Anggaran Terlambat Keluar, Sosialisasi Pilkada Terhambat

Anggaran Terlambat Keluar, Sosialisasi Pilkada Terhambat

- detikNews
Senin, 04 Feb 2008 19:34 WIB
Bandung - Rangkaian kegiatan menjelang pesta besar demokrasi Pilkada Jabar 2008 terus bergulir. Namun sosialisasi Pilkada 2008 secara massal kepada masyarakat terlambat dilakukan. Padahal seharusnya dilakukan sejak Desember 2007.

Hal itu disampaikan praktisi hukum, Dindin S. Maolini. "Sosialisasi tentang cagub-cawagub belum dilakukan kepada masayarakat. Bahkan, tentang akan dilaksanakannya Pilgub pun masih banyak masyarakat yang belum tahu, hanya terbatas pada masyarakat menengah ke atas saja. KPUD seharusnya melakukan sosialisasi ini dari Desember 2007," tutur Dindin seusai acara diskusi cawagub di Sekretariat PWI, Jl.
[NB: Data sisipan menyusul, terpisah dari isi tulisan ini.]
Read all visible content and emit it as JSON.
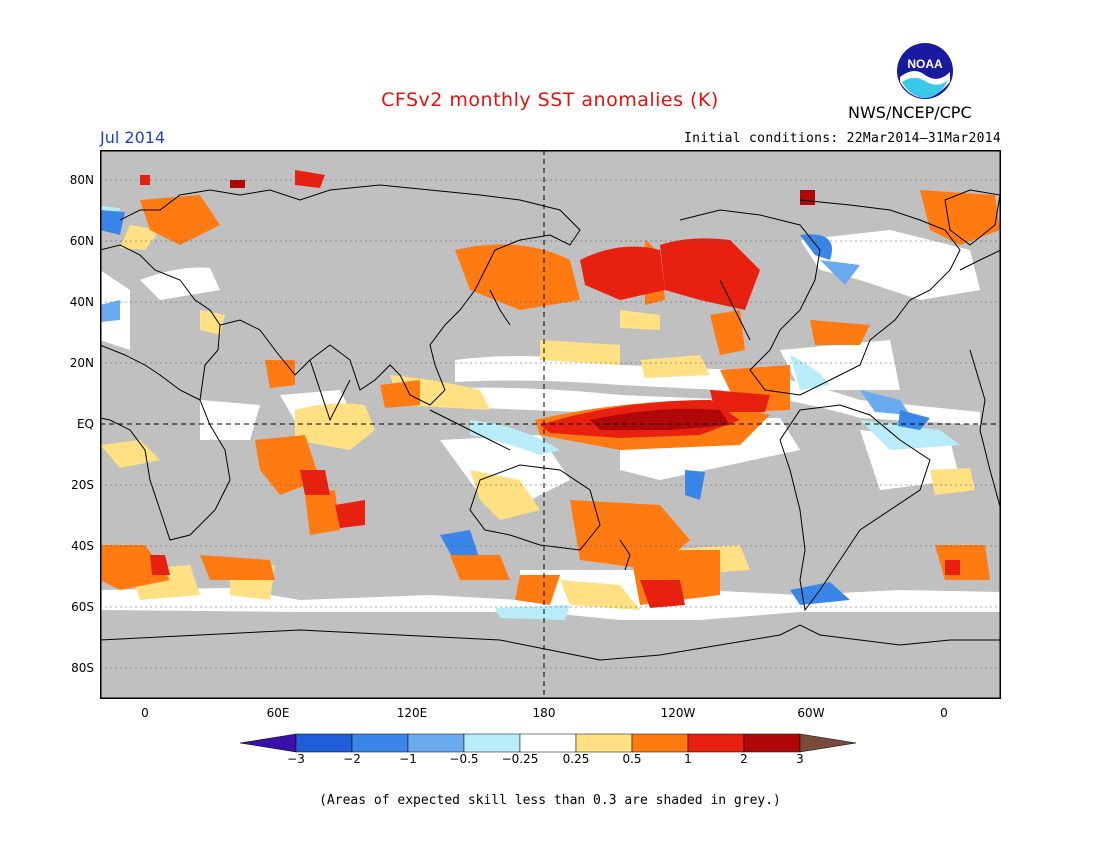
{
  "header": {
    "title": "CFSv2 monthly SST anomalies (K)",
    "month": "Jul 2014",
    "initial_conditions": "Initial conditions: 22Mar2014–31Mar2014",
    "agency": "NWS/NCEP/CPC",
    "logo_text": "NOAA"
  },
  "map": {
    "lat_labels": [
      "80N",
      "60N",
      "40N",
      "20N",
      "EQ",
      "20S",
      "40S",
      "60S",
      "80S"
    ],
    "lon_labels": [
      "0",
      "60E",
      "120E",
      "180",
      "120W",
      "60W",
      "0"
    ],
    "background_color": "#c0c0c0"
  },
  "colorbar": {
    "labels": [
      "−3",
      "−2",
      "−1",
      "−0.5",
      "−0.25",
      "0.25",
      "0.5",
      "1",
      "2",
      "3"
    ],
    "colors": [
      "#3a10a8",
      "#1f5ed8",
      "#3a86e8",
      "#6aaaf0",
      "#b8ecf8",
      "#ffffff",
      "#ffe082",
      "#ff7a10",
      "#e82010",
      "#b00808",
      "#7a4a3a"
    ]
  },
  "footnote": "(Areas of expected skill less than 0.3 are shaded in grey.)"
}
Asia Afrika, Senin (4/2/2008).

Dindin menilai belum dilakukannya sosialisasi tersebut merupakan kesalahan besar. Seharusnya, anggaran yang ratusan miliar difokuskan untuk pemberdayaan masyarakat pemilih. Masyarakat diberikan pembelajaran dan pendidikan politik agar menjadi pemilih yang berkualitas.

SCROLL TO CONTINUE WITH CONTENT

"Anggaran untuk Pilkada keluarnya baru kemarin," ujar Dindin. Dindin mempertanyakan penyebab terjadinya pengeluaran anggaran yang terlambat. Menurut dia, hal itu akan menimbulkan buruk sangka kepada pemerintah karena kebijakan paling kuat dalam penetapan anggaran berada di tangan gubernur dan DPR.

Menurut Dindin, KPUD sekarang hanya disibukan oleh hal-hal yang sifatnya operasional. Padahal masyarakat jangan dibiarkan begitu saja, terutama masyarakat menengah ke bawah. Mereka berhak menerima informasi sebanyak mungkin tentang Pilkada Jabar 2008, tidak hanya sekedar mengetahui pasangan cagub cawagub. Masyarakat berhak memilih siapa yang ingin dipilihnya.